Examining Tobacco Cessation Among Healthcare Providers Using the Theory of Planned Behavior

Thursday, 2 August 2012: 1:55 PM

Victoria H. Bierman, PhD, MSN, MSW, BS
Department of Psychiatry and Behavioral Health, Carilion Clinic New River Valley Medical Center, Christiansburg, VA

Learning Objective 1: The learner will be able to identify two smoking cessation barriers of healthcare providers.

Learning Objective 2: The learner will be able to describe the usefulness of the theory of planned behavior as a health promotion model.

Purpose: Tobacco cessation is vital in reducing the health consequences associated with smoking.  Personal tobacco use by healthcare providers creates a significant barrier to promoting smoking cessation. Although many acknowledge the health consequences of smoking, cessation is difficult with high relapse rates.  Multiple barriers hinder smoking cessation and defense mechanisms are often engaged. The purpose of this study was to examine beliefs and predict intentions of healthcare providers to quit smoking using the theory of planned behavior (TPB).

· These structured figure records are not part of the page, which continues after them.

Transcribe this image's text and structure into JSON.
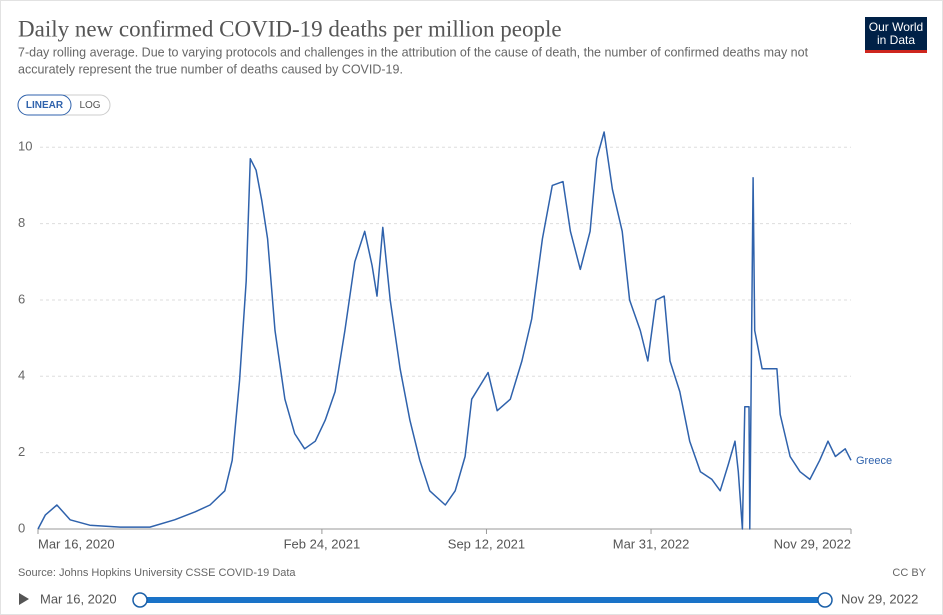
{
  "chart_data": {
    "type": "line",
    "title": "Daily new confirmed COVID-19 deaths per million people",
    "subtitle": [
      "7-day rolling average. Due to varying protocols and challenges in the attribution of the cause of death, the number of confirmed deaths may not",
      "accurately represent the true number of deaths caused by COVID-19."
    ],
    "scale_buttons": [
      "LINEAR",
      "LOG"
    ],
    "log_scale": false,
    "logo": [
      "Our World",
      "in Data"
    ],
    "source": "Source: Johns Hopkins University CSSE COVID-19 Data",
    "license": "CC BY",
    "timeline": {
      "start": "Mar 16, 2020",
      "end": "Nov 29, 2022"
    },
    "grid": true,
    "xlim": [
      "2020-03-16",
      "2022-11-29"
    ],
    "xticks": [
      {
        "value": "2020-03-16",
        "label": "Mar 16, 2020"
      },
      {
        "value": "2021-02-24",
        "label": "Feb 24, 2021"
      },
      {
        "value": "2021-09-12",
        "label": "Sep 12, 2021"
      },
      {
        "value": "2022-03-31",
        "label": "Mar 31, 2022"
      },
      {
        "value": "2022-11-29",
        "label": "Nov 29, 2022"
      }
    ],
    "ylim": [
      0,
      10.4
    ],
    "yticks": [
      0,
      2,
      4,
      6,
      8,
      10
    ],
    "x": [
      "2020-03-16",
      "2020-03-25",
      "2020-04-08",
      "2020-04-24",
      "2020-05-18",
      "2020-06-24",
      "2020-07-30",
      "2020-08-29",
      "2020-09-23",
      "2020-10-11",
      "2020-10-29",
      "2020-11-07",
      "2020-11-16",
      "2020-11-24",
      "2020-11-29",
      "2020-12-06",
      "2020-12-13",
      "2020-12-20",
      "2020-12-29",
      "2021-01-10",
      "2021-01-22",
      "2021-02-03",
      "2021-02-16",
      "2021-02-28",
      "2021-03-12",
      "2021-03-24",
      "2021-04-05",
      "2021-04-17",
      "2021-04-26",
      "2021-05-02",
      "2021-05-09",
      "2021-05-18",
      "2021-05-30",
      "2021-06-11",
      "2021-06-23",
      "2021-07-05",
      "2021-07-24",
      "2021-08-05",
      "2021-08-17",
      "2021-08-25",
      "2021-09-14",
      "2021-09-25",
      "2021-10-11",
      "2021-10-25",
      "2021-11-06",
      "2021-11-19",
      "2021-12-01",
      "2021-12-14",
      "2021-12-23",
      "2022-01-04",
      "2022-01-16",
      "2022-01-24",
      "2022-02-02",
      "2022-02-12",
      "2022-02-24",
      "2022-03-05",
      "2022-03-18",
      "2022-03-27",
      "2022-04-06",
      "2022-04-16",
      "2022-04-23",
      "2022-05-05",
      "2022-05-17",
      "2022-05-30",
      "2022-06-13",
      "2022-06-23",
      "2022-07-03",
      "2022-07-11",
      "2022-07-15",
      "2022-07-20",
      "2022-07-23",
      "2022-07-28",
      "2022-07-29",
      "2022-08-02",
      "2022-08-04",
      "2022-08-13",
      "2022-08-31",
      "2022-09-04",
      "2022-09-16",
      "2022-09-28",
      "2022-10-10",
      "2022-10-22",
      "2022-11-01",
      "2022-11-10",
      "2022-11-22",
      "2022-11-29"
    ],
    "series": [
      {
        "name": "Greece",
        "color": "#2f62ac",
        "values": [
          0,
          0.37,
          0.63,
          0.24,
          0.1,
          0.05,
          0.05,
          0.24,
          0.45,
          0.63,
          1.0,
          1.8,
          3.9,
          6.5,
          9.7,
          9.4,
          8.6,
          7.6,
          5.2,
          3.4,
          2.5,
          2.1,
          2.3,
          2.85,
          3.6,
          5.2,
          7.0,
          7.8,
          6.9,
          6.1,
          7.9,
          6.0,
          4.2,
          2.85,
          1.8,
          1.0,
          0.63,
          1.0,
          1.9,
          3.4,
          4.1,
          3.1,
          3.4,
          4.4,
          5.5,
          7.6,
          9.0,
          9.1,
          7.8,
          6.8,
          7.8,
          9.7,
          10.4,
          8.9,
          7.8,
          6.0,
          5.2,
          4.4,
          6.0,
          6.1,
          4.4,
          3.6,
          2.3,
          1.5,
          1.3,
          1.0,
          1.7,
          2.3,
          1.5,
          0,
          3.2,
          3.2,
          0,
          9.2,
          5.2,
          4.2,
          4.2,
          3.0,
          1.9,
          1.5,
          1.3,
          1.8,
          2.3,
          1.9,
          2.1,
          1.8
        ]
      }
    ]
  }
}
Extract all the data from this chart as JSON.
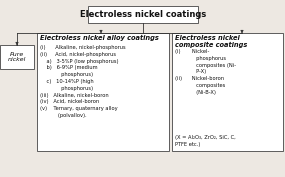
{
  "title": "Electroless nickel coatings",
  "box1_text": "Pure\nnickel",
  "box2_title": "Electroless nickel alloy coatings",
  "box2_body": "(i)      Alkaline, nickel-phosphorus\n(ii)     Acid, nickel-phosphorus\n    a)   3-5%P (low phosphorus)\n    b)   6-9%P (medium\n             phosphorus)\n    c)   10-14%P (high\n             phosphorus)\n(iii)   Alkaline, nickel-boron\n(iv)   Acid, nickel-boron\n(v)    Ternary, quaternary alloy\n           (polvallov).",
  "box3_title": "Electroless nickel\ncomposite coatings",
  "box3_body": "(i)       Nickel-\n             phosphorus\n             composites (Ni-\n             P-X)\n(ii)      Nickel-boron\n             composites\n             (Ni-B-X)",
  "box3_footer": "(X = Al₂O₃, ZrO₂, SiC, C,\nPTFE etc.)",
  "bg_color": "#ede8e2",
  "box_edge_color": "#444444",
  "text_color": "#111111",
  "box_bg": "#ffffff",
  "line_color": "#333333"
}
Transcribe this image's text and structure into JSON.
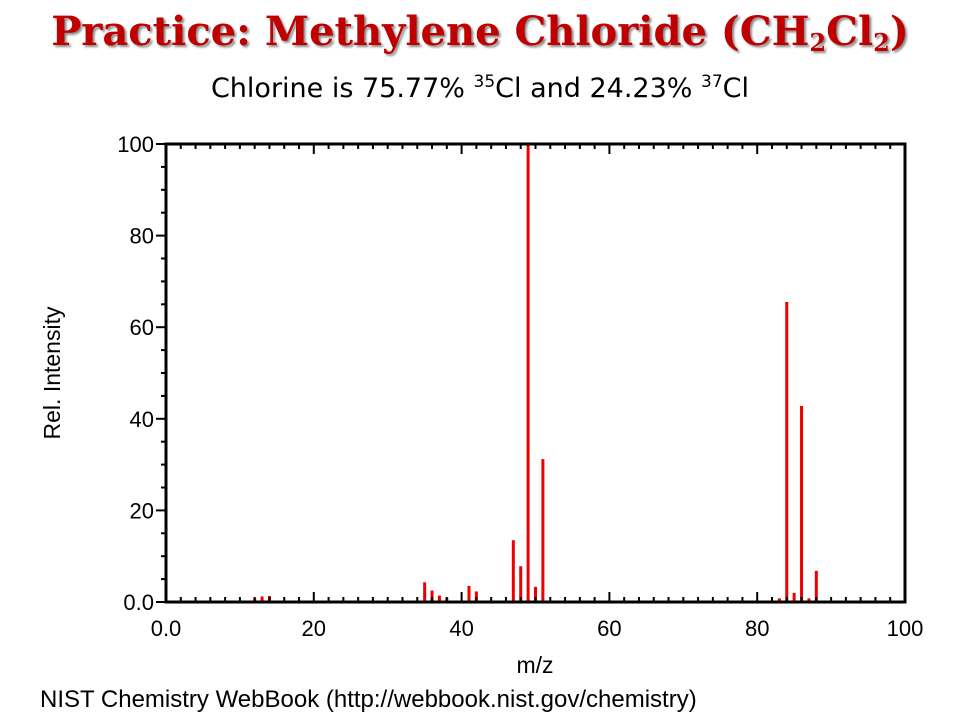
{
  "title": {
    "prefix": "Practice: Methylene Chloride (CH",
    "sub1": "2",
    "mid": "Cl",
    "sub2": "2",
    "suffix": ")"
  },
  "subtitle": {
    "part1": "Chlorine is 75.77% ",
    "sup1": "35",
    "part2": "Cl and 24.23% ",
    "sup2": "37",
    "part3": "Cl"
  },
  "credit": "NIST Chemistry WebBook (http://webbook.nist.gov/chemistry)",
  "colors": {
    "bars": "#ee0000",
    "frame": "#000000"
  },
  "chart_data": {
    "type": "bar",
    "xlabel": "m/z",
    "ylabel": "Rel. Intensity",
    "xlim": [
      0,
      100
    ],
    "ylim": [
      0,
      100
    ],
    "x_ticks": [
      "0.0",
      "20",
      "40",
      "60",
      "80",
      "100"
    ],
    "y_ticks": [
      "0.0",
      "20",
      "40",
      "60",
      "80",
      "100"
    ],
    "grid": false,
    "peaks": [
      {
        "x": 12,
        "y": 0.8
      },
      {
        "x": 13,
        "y": 1.2
      },
      {
        "x": 14,
        "y": 1.3
      },
      {
        "x": 35,
        "y": 4.3
      },
      {
        "x": 36,
        "y": 2.5
      },
      {
        "x": 37,
        "y": 1.4
      },
      {
        "x": 38,
        "y": 0.9
      },
      {
        "x": 41,
        "y": 3.5
      },
      {
        "x": 42,
        "y": 2.3
      },
      {
        "x": 47,
        "y": 13.5
      },
      {
        "x": 48,
        "y": 7.8
      },
      {
        "x": 49,
        "y": 100
      },
      {
        "x": 50,
        "y": 3.3
      },
      {
        "x": 51,
        "y": 31.2
      },
      {
        "x": 83,
        "y": 0.8
      },
      {
        "x": 84,
        "y": 65.5
      },
      {
        "x": 85,
        "y": 2.0
      },
      {
        "x": 86,
        "y": 42.8
      },
      {
        "x": 87,
        "y": 0.8
      },
      {
        "x": 88,
        "y": 6.8
      }
    ]
  }
}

Methods: The research was a descriptive correlational design using a survey method.  The primary analyses included multiple linear regressions and path analysis. A convenience sample of 90 self-identified smoking adult healthcare workers was recruited. A power analysis was completed and IRB approval was obtained.

The survey measured the TPB constructs, self-exempting beliefs, social desirability, demographics, and tobacco use.  An exploratory factor analysis was performed and the Cronbach’s alpha for all the instruments scales was at least .70.

Results: The participants were predominately female and 55% were nurses. Most had experienced nicotine withdrawal symptoms; gaining weight and being around other smokers were perceived to make quitting more difficult.  Cessation was considered easier with support and smoking restrictions.

The TPB accounted for one-third of the variance in intention and perceived behavioral control (PBC) explained the greatest variance in quitting.  Mediational paths were computed and PBC was the only variable to mediate the relationship between intention and the indirect variable.  

Conclusion: Since smoking contradicts nursing’s health promotion role, developing targeted strategies are needed.  The TPB provides a unique approach of collecting qualitative and quantitative data to assess intentions to quit and theoretically, by strengthening positive beliefs and extinguishing negative beliefs more success can be achieved.